If it would be able to handle them, I'd like to convert them to JSON as well, but I'm not sure if there is an option for that :thinking:

Started the Grok pattern and you can continue on with it if you want to go this route. I used WORD because the values are hidden but most likely you can use a different pattern if it matches. (UNIXPATH or WINPATH for example)

grok {
 match => { "message" => "fileHash=%{WORD:fileHash}\|filePath=%{WORD:filePath}\|fileName=%{WORD:fileName}\|deviceAddress=%{WORD:deviceAddress}\|deviceHostFqdn=%{WORD:deviceHostFqdn}" }
}

The issue is that the fields are not persistent and it depends on the log type, so I'm not sure if grock is good enough

You could try

    dissect {
        mapping => { "message" => "<%{syslog_pri}>%{[@metadata][ts]} %{+[@metadata][ts]} %{} - %{}|%{}|%{}|%{}|%{[@metadata][restOfLine]}" }
        remove_field => [ "message" ]
    }
    date { match => [ "[@metadata][ts]", "YYYY-MM-dd HH:mm:ss,SSS" ] }
    kv { source => "[@metadata][restOfLine]" field_split => "|" trim_value => " " }
    mutate { gsub => [ "sourceMacAddresses", "[' ]", "", "sourceIpAddresses", "[' ]", "" ] }
    mutate { split => { "sourceMacAddresses" => "," "sourceIpAddresses" => "," } }

which will get you

               "sourceIpAddresses" => [
    [0] "XXX",
    [1] "XXX",
    [2] "XXX",
    [3] "XXX"
],
                       "accountId" => "472773930102201398",
                      "syslog_pri" => "14",
                 "sourceAgentUuid" => "90d77435-6aad-b2e2-61c3-5097e37d1cd0",
                        "fileName" => "XXX",
                      "@timestamp" => 2021-10-06T17:23:42.535Z,
                   "deviceAddress" => "XXX",
     "threatMitigatedPreemptively" => "False",
                  "deviceHostFqdn" => "XXX",

etc.

Thank you for your suggestions!
I'll keep dig into that as every log seem to have different fields

I'm also trying to work with the second format they provided... seems to be challenging as well:

Another option they can't provide a format that Logstash will process could be pipeline to pipeline.

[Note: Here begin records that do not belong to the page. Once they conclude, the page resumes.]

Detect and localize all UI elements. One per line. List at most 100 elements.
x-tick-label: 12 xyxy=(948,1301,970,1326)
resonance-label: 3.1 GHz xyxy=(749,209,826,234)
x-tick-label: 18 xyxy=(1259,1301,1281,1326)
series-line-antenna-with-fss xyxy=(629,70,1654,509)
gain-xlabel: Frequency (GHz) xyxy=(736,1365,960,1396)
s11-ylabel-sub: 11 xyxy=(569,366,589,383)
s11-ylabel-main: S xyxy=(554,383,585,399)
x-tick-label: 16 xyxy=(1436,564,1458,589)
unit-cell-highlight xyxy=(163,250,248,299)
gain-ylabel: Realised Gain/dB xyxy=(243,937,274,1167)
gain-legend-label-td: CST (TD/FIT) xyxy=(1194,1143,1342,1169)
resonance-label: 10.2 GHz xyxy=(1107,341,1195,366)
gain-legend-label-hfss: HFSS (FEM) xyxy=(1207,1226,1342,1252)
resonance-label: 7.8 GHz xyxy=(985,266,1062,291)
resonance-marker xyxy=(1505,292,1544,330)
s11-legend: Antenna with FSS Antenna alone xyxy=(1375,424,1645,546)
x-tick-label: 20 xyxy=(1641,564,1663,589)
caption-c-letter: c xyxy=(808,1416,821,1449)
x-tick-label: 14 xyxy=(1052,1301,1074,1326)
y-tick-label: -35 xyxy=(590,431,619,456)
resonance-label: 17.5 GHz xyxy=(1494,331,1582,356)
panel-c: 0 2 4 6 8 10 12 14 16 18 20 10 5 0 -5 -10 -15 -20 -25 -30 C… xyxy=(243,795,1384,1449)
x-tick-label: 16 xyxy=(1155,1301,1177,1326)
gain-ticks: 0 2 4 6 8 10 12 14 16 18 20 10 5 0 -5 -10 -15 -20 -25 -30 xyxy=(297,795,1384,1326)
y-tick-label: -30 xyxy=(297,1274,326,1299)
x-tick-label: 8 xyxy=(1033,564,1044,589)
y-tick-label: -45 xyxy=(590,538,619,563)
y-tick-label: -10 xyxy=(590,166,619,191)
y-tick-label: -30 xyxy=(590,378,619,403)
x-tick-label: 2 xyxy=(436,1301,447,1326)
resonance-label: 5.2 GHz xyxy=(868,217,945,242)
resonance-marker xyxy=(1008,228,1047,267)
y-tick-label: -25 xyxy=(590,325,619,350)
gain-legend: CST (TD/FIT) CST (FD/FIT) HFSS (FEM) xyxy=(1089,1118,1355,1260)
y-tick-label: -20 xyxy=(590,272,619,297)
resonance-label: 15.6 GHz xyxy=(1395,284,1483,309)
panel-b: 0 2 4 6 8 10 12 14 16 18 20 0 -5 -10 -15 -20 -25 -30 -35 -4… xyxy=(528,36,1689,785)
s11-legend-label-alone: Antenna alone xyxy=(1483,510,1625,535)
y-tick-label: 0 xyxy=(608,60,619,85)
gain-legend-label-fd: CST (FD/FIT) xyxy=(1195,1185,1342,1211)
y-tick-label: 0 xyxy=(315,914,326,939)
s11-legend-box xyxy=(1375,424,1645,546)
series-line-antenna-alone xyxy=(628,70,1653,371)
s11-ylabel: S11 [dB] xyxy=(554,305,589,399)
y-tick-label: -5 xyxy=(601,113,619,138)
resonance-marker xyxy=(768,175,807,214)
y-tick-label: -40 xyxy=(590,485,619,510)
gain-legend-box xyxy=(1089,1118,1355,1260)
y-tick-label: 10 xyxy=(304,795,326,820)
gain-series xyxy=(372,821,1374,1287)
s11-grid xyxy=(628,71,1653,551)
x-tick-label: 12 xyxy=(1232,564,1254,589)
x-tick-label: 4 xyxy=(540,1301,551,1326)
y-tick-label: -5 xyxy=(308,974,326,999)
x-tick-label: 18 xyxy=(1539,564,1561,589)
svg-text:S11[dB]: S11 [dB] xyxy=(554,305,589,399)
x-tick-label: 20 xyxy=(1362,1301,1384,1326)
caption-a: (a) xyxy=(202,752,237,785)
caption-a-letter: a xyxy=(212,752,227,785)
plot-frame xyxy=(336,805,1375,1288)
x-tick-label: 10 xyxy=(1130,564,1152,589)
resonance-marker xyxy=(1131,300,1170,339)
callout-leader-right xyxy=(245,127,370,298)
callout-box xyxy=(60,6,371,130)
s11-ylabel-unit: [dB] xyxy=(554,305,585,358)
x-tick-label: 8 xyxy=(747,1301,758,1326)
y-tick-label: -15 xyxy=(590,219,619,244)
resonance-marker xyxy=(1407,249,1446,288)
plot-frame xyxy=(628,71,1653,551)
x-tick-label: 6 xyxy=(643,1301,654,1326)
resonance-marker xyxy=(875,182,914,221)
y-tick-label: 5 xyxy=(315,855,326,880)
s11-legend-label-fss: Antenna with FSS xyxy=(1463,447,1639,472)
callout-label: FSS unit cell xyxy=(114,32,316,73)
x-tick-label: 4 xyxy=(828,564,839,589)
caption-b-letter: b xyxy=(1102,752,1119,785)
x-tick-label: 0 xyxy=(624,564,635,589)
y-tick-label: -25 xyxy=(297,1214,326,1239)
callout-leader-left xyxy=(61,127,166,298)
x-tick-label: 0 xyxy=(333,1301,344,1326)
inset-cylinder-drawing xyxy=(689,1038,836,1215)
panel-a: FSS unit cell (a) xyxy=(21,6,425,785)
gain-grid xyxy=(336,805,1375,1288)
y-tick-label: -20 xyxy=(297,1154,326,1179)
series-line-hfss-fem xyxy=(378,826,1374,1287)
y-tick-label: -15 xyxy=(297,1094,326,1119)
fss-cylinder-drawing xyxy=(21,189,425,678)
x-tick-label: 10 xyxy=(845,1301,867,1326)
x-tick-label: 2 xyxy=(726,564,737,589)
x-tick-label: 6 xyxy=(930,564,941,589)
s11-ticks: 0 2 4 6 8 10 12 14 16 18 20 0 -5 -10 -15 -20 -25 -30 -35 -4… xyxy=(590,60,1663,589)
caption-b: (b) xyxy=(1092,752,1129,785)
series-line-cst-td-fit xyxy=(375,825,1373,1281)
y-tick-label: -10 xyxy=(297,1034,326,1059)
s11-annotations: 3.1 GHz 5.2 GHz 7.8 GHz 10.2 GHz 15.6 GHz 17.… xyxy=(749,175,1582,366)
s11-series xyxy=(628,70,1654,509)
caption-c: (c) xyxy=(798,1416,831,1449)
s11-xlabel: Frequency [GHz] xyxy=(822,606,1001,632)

The CEF Codec works in the input so you can't transform it to be compliant in Logstash and then process it. The idea is to have 1 pipeline that will read the input and filter to transform it to be CEF compliant. Then you output to another pipeline where you can apply the CEF Codec and it will process it properly.